>I don't know what you mean by hierarchy, latent parameters, or compactness. The...

Houshalter · on April 2, 2016

Yes I'm aware, I just don't see how they are relevant to AIXI, an AI with infinite computing power that can model anything with a universal Turing machine.

Statistics jargon will sadly not make AIXI work. It's problem is very deep.

eli_gottlieb · on April 2, 2016

>Statistics jargon will sadly not make AIXI work. It's problem is very deep.

It's not that deep. It's, at worst, dealing with the Curse of Dimensionality because it has no notion of randomness: when the inputs it receives are noisy, the prior probability of Turing machines with the noise bits pre-encoded will drop exponentially with the length of the noise. Hence why compactness and other assumptions about the real-line tend to help in real-world statistics: they make it easy to notice noise and operate with imperfect precision.

Philosophy jargon about "self-awareness" isn't necessarily going to yield more insights than it always has (ie: Chinese Room, ie: very little).

Houshalter · on April 4, 2016

Any realistic approximation of AIXI would use probabilistic Turing machines. That either output probabilities instead of exact predictions, or perhaps use probabilities internally as well.
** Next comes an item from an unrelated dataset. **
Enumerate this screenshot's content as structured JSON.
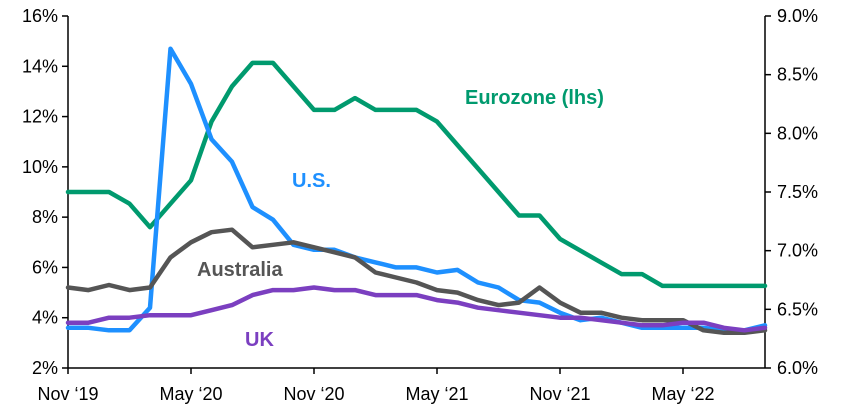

However for true AIXI with infinite computing power, that doesn't really matter. Randomness can be represented as a stored random seed data, and isn't treated any different than any other unknown variables.

I never used philosophy jargon or even the word "self-awareness". I stated my issues with AIXI in plain english and explained them. It has literally nothing to do with the Chinese Room.
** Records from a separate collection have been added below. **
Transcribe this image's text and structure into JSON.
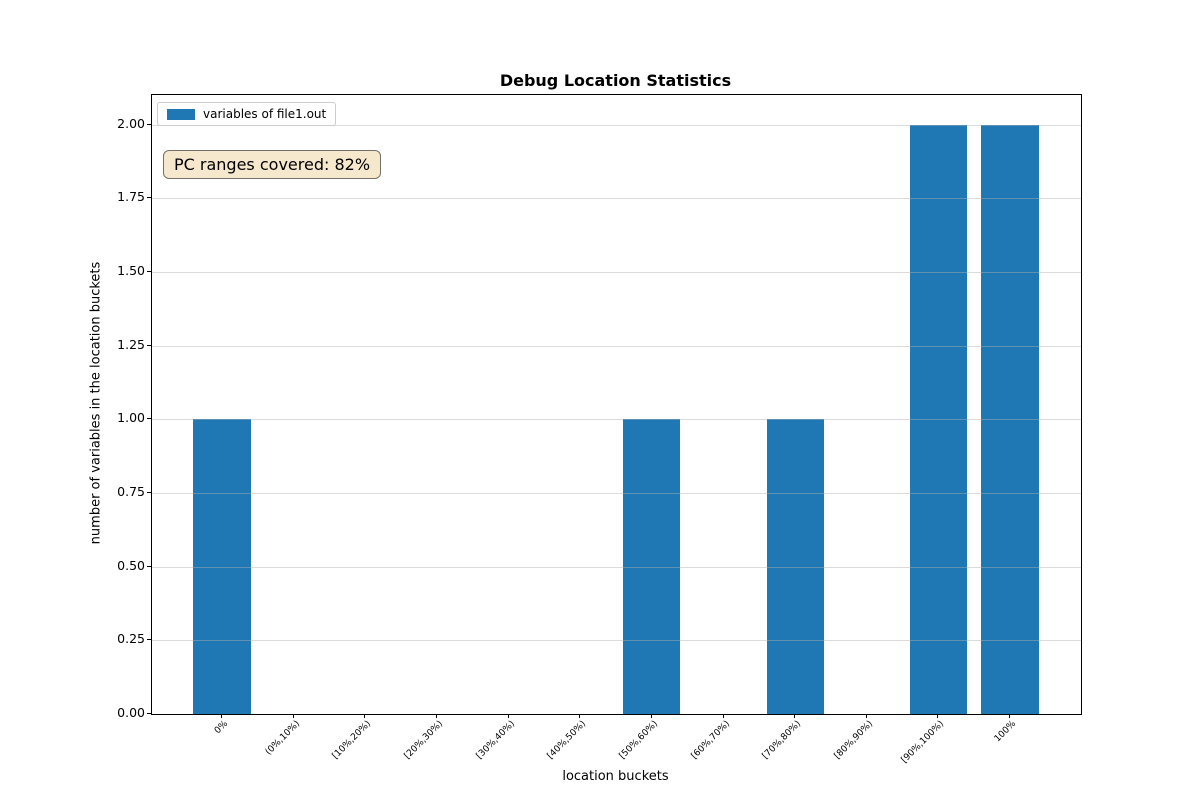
{
  "chart_data": {
    "type": "bar",
    "title": "Debug Location Statistics",
    "xlabel": "location buckets",
    "ylabel": "number of variables in the location buckets",
    "categories": [
      "0%",
      "(0%,10%)",
      "[10%,20%)",
      "[20%,30%)",
      "[30%,40%)",
      "[40%,50%)",
      "[50%,60%)",
      "[60%,70%)",
      "[70%,80%)",
      "[80%,90%)",
      "[90%,100%)",
      "100%"
    ],
    "series": [
      {
        "name": "variables of file1.out",
        "values": [
          1,
          0,
          0,
          0,
          0,
          0,
          1,
          0,
          1,
          0,
          2,
          2
        ]
      }
    ],
    "ylim": [
      0,
      2.1
    ],
    "yticks": [
      "0.00",
      "0.25",
      "0.50",
      "0.75",
      "1.00",
      "1.25",
      "1.50",
      "1.75",
      "2.00"
    ],
    "grid": "horizontal",
    "legend_position": "upper left",
    "bar_color": "#1f77b4",
    "annotation": {
      "text": "PC ranges covered: 82%",
      "bg": "#f5e8cc",
      "border": "#74706a"
    }
  }
}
eli_gottlieb · on April 4, 2016

>Any realistic approximation of AIXI would use probabilistic Turing machines.

That would be a fresh model of AI, rather than an AIXI approximation. You should probably look into that idea.

>However for true AIXI with infinite computing power, that doesn't really matter. Randomness can be represented as a stored random seed data, and isn't treated any different than any other unknown variables.

Tsk tsk. It's a curse-of-dimensionality issue. If we have N bits of optimally-compressed random seed plus M bits of structure (and yeah, AIT has ways to separate a string X into its structure and random bits iff you have the normal Halting Oracle), then the prior probability of that particular machine is 2^{-(N+M)}. The noisier the input dataset, the larger N grows. In normal learning, we want M to be constant (which we can usually assume it is: the universe mostly doesn't acquire new causal structure while we're looking at it), which then allows the posterior probability of good hypotheses to rise logarithmically with sample size. If each sample contains noise, then we actually have to split things up:

2^-M for the causal structure, where M is constant and the posterior thus gains information logarithmically. 2^-N for the random seed, where the ground-truth random seed actually grows linearly in length with each sample we observe (because of the bits of entropy Nature used-up to make that sample); the prior probability of each random-seed drops logarithmically as the number of samples grows we anticipate seeing grows.

So while this is all very informal, I'd have to say that a noisy Solomonoff induction actually suffers from a Curse of Dimensionality because it assumes everything is discrete, while more typical machine-learning models based on continuous distributions can learn well in the face of noise.